Preparing your tax return can be a complicated mix of math and tax-specific jargon that’s difficult to understand. One fundamental question that many tax payers struggle with is the difference between the various filing statuses—and the relative advantages of each. Some people qualify for more than one status, and it’s important to understand how to pick the best status for your circumstances.
Firstly, when considering the appropriate status from the previous tax year, you may be confused about what to do if your status changed over the course of the year—e.g., you got married or divorced. In the eyes of the IRS, the only thing that matters is your status on December 31. Below are the five options you have to choose from:
- Single: On December 31 of the tax year in question, were you divorced, legally separated or single? If any of these descriptors match your case, you can usually select this option. However, if you’re unmarried and have dependent children, head of household may be a better option for you.
- Married filing jointly: The majority of married couples tend choose this option because it’s usually easier.

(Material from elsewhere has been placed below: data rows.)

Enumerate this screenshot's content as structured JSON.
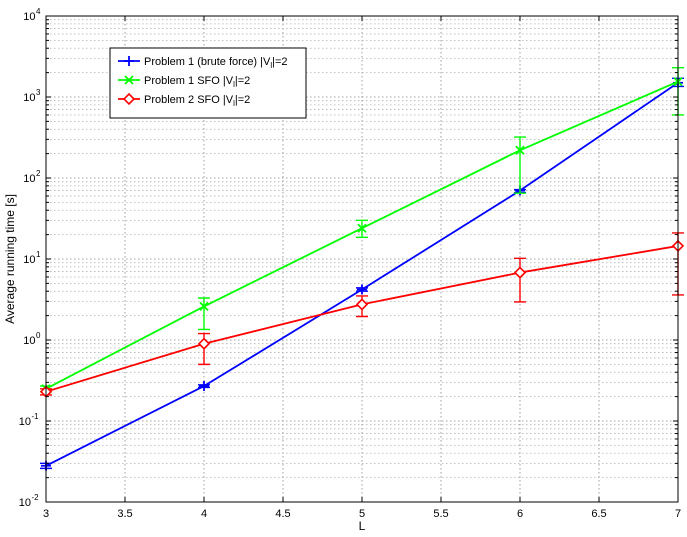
{
  "chart_data": {
    "type": "line",
    "title": "",
    "xlabel": "L",
    "ylabel": "Average running time [s]",
    "xlim": [
      3,
      7
    ],
    "ylim": [
      0.01,
      10000
    ],
    "yscale": "log",
    "grid": true,
    "legend_position": "top-left",
    "x_ticks": [
      "3",
      "3.5",
      "4",
      "4.5",
      "5",
      "5.5",
      "6",
      "6.5",
      "7"
    ],
    "y_ticks": [
      {
        "base": "10",
        "exp": "-2"
      },
      {
        "base": "10",
        "exp": "-1"
      },
      {
        "base": "10",
        "exp": "0"
      },
      {
        "base": "10",
        "exp": "1"
      },
      {
        "base": "10",
        "exp": "2"
      },
      {
        "base": "10",
        "exp": "3"
      },
      {
        "base": "10",
        "exp": "4"
      }
    ],
    "x": [
      3,
      4,
      5,
      6,
      7
    ],
    "series": [
      {
        "name": "Problem 1 (brute force) |V",
        "name_sub": "l",
        "name_suffix": "|=2",
        "color": "#0000ff",
        "marker": "plus",
        "values": [
          0.028,
          0.27,
          4.2,
          70,
          1500
        ],
        "err_low": [
          0.026,
          0.26,
          4.0,
          66,
          1350
        ],
        "err_high": [
          0.03,
          0.28,
          4.4,
          72,
          1700
        ]
      },
      {
        "name": "Problem 1 SFO |V",
        "name_sub": "l",
        "name_suffix": "|=2",
        "color": "#00ff00",
        "marker": "x",
        "values": [
          0.25,
          2.6,
          24,
          220,
          1550
        ],
        "err_low": [
          0.23,
          1.35,
          18.5,
          65,
          600
        ],
        "err_high": [
          0.27,
          3.3,
          30,
          320,
          2300
        ]
      },
      {
        "name": "Problem 2 SFO |V",
        "name_sub": "l",
        "name_suffix": "|=2",
        "color": "#ff0000",
        "marker": "diamond",
        "values": [
          0.23,
          0.9,
          2.75,
          6.8,
          14.5
        ],
        "err_low": [
          0.21,
          0.5,
          1.95,
          2.95,
          3.6
        ],
        "err_high": [
          0.25,
          1.2,
          3.5,
          10.2,
          21
        ]
      }
    ]
  }
}
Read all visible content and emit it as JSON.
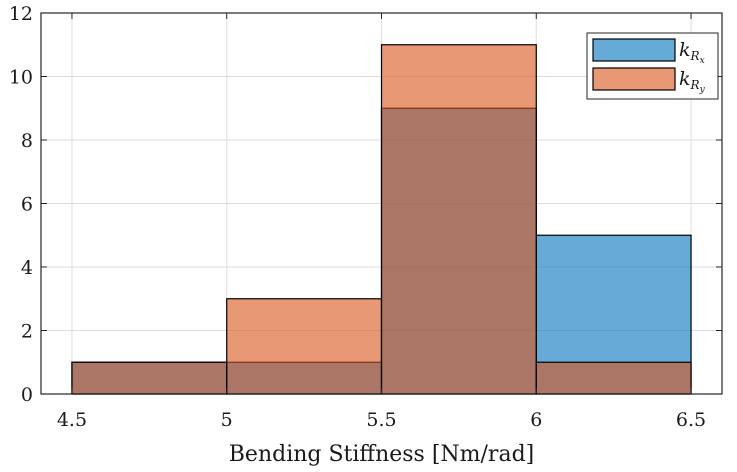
{
  "chart_data": {
    "type": "bar",
    "subtype": "overlapping-histogram",
    "title": "",
    "xlabel": "Bending Stiffness [Nm/rad]",
    "ylabel": "",
    "xlim": [
      4.4,
      6.6
    ],
    "ylim": [
      0,
      12
    ],
    "xticks": [
      "4.5",
      "5",
      "5.5",
      "6",
      "6.5"
    ],
    "yticks": [
      "0",
      "2",
      "4",
      "6",
      "8",
      "10",
      "12"
    ],
    "bin_edges": [
      4.5,
      5.0,
      5.5,
      6.0,
      6.5
    ],
    "grid": true,
    "legend_position": "top-right",
    "series": [
      {
        "name": "k_{R_x}",
        "legend": {
          "main": "k",
          "sub": "R",
          "subsub": "x"
        },
        "color": "#0072BD",
        "values": [
          1,
          1,
          9,
          5
        ]
      },
      {
        "name": "k_{R_y}",
        "legend": {
          "main": "k",
          "sub": "R",
          "subsub": "y"
        },
        "color": "#D95319",
        "values": [
          1,
          3,
          11,
          1
        ]
      }
    ],
    "overlap_color": "#A0675A"
  }
}
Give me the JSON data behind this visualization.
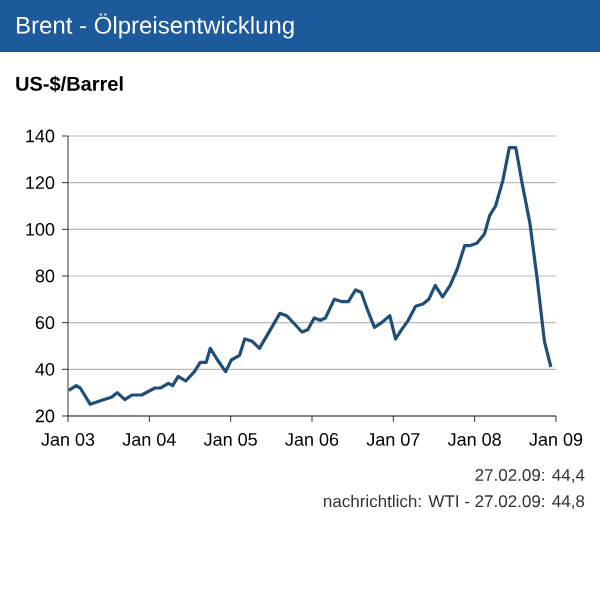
{
  "chart_data": {
    "type": "line",
    "title": "Brent - Ölpreisentwicklung",
    "ylabel": "US-$/Barrel",
    "annotations": [
      "27.02.09: 44,4",
      "nachrichtlich: WTI - 27.02.09: 44,8"
    ],
    "x": [
      "2003-01-04",
      "2003-02-07",
      "2003-02-25",
      "2003-04-11",
      "2003-06-09",
      "2003-07-15",
      "2003-08-10",
      "2003-09-13",
      "2003-10-15",
      "2003-11-28",
      "2004-01-26",
      "2004-02-21",
      "2004-03-27",
      "2004-04-15",
      "2004-05-10",
      "2004-06-13",
      "2004-07-22",
      "2004-08-17",
      "2004-09-13",
      "2004-10-01",
      "2004-11-03",
      "2004-12-09",
      "2005-01-04",
      "2005-02-10",
      "2005-03-05",
      "2005-04-08",
      "2005-05-10",
      "2005-06-16",
      "2005-08-10",
      "2005-09-09",
      "2005-10-19",
      "2005-11-17",
      "2005-12-13",
      "2006-01-11",
      "2006-02-07",
      "2006-03-02",
      "2006-04-11",
      "2006-05-17",
      "2006-06-13",
      "2006-07-15",
      "2006-08-10",
      "2006-09-05",
      "2006-10-08",
      "2006-11-10",
      "2006-12-16",
      "2007-01-11",
      "2007-02-07",
      "2007-03-09",
      "2007-04-11",
      "2007-05-14",
      "2007-06-09",
      "2007-07-08",
      "2007-08-10",
      "2007-09-13",
      "2007-10-15",
      "2007-11-17",
      "2007-12-09",
      "2008-01-11",
      "2008-02-14",
      "2008-03-09",
      "2008-04-04",
      "2008-05-07",
      "2008-06-05",
      "2008-07-04",
      "2008-08-03",
      "2008-09-05",
      "2008-10-08",
      "2008-11-10",
      "2008-12-09"
    ],
    "series": [
      {
        "color": "#1f4e79",
        "values": [
          31,
          33,
          32,
          25,
          27,
          28,
          30,
          27,
          29,
          29,
          32,
          32,
          34,
          33,
          37,
          35,
          39,
          43,
          43,
          49,
          44,
          39,
          44,
          46,
          53,
          52,
          49,
          55,
          64,
          63,
          59,
          56,
          57,
          62,
          61,
          62,
          70,
          69,
          69,
          74,
          73,
          66,
          58,
          60,
          63,
          53,
          57,
          61,
          67,
          68,
          70,
          76,
          71,
          76,
          83,
          93,
          93,
          94,
          98,
          106,
          110,
          121,
          135,
          135,
          119,
          103,
          79,
          52,
          41
        ]
      }
    ],
    "xlim": [
      "2003-01",
      "2009-01"
    ],
    "xticks": [
      {
        "value": "2003-01",
        "label": "Jan 03"
      },
      {
        "value": "2004-01",
        "label": "Jan 04"
      },
      {
        "value": "2005-01",
        "label": "Jan 05"
      },
      {
        "value": "2006-01",
        "label": "Jan 06"
      },
      {
        "value": "2007-01",
        "label": "Jan 07"
      },
      {
        "value": "2008-01",
        "label": "Jan 08"
      },
      {
        "value": "2009-01",
        "label": "Jan 09"
      }
    ],
    "ylim": [
      20,
      140
    ],
    "yticks": [
      20,
      40,
      60,
      80,
      100,
      120,
      140
    ],
    "grid": "y",
    "line_style": "solid"
  }
}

However, married couples can also choose:
- Married filing separately: While filing two tax returns instead of one may be more effort, it can be financially worthwhile, depending on the couple’s circumstances.
- Head of household: Single parents often qualify for this option. If you’re unmarried but pay more than 50 percent of the household expenses for a dependent—or other qualifying person—then you may qualify. Many special rules apply for this status, but qualified individuals can often save money by selecting this option.
- Qualifying widow(er) with dependent child: If you have a dependent child, and your spouse passed away no more than two tax years ago, you may qualify for this option. Generally the amount you owe under this status will be lower than if you file as single.
Bear in mind that each filing status has its own set of eligibility rules—so you want to be sure that you pick a status that you qualify for and that gives you the most benefits. If you qualify for more than one, it’s good practice to have your tax attorney figure your taxes both ways and figure out which one results in the least tax.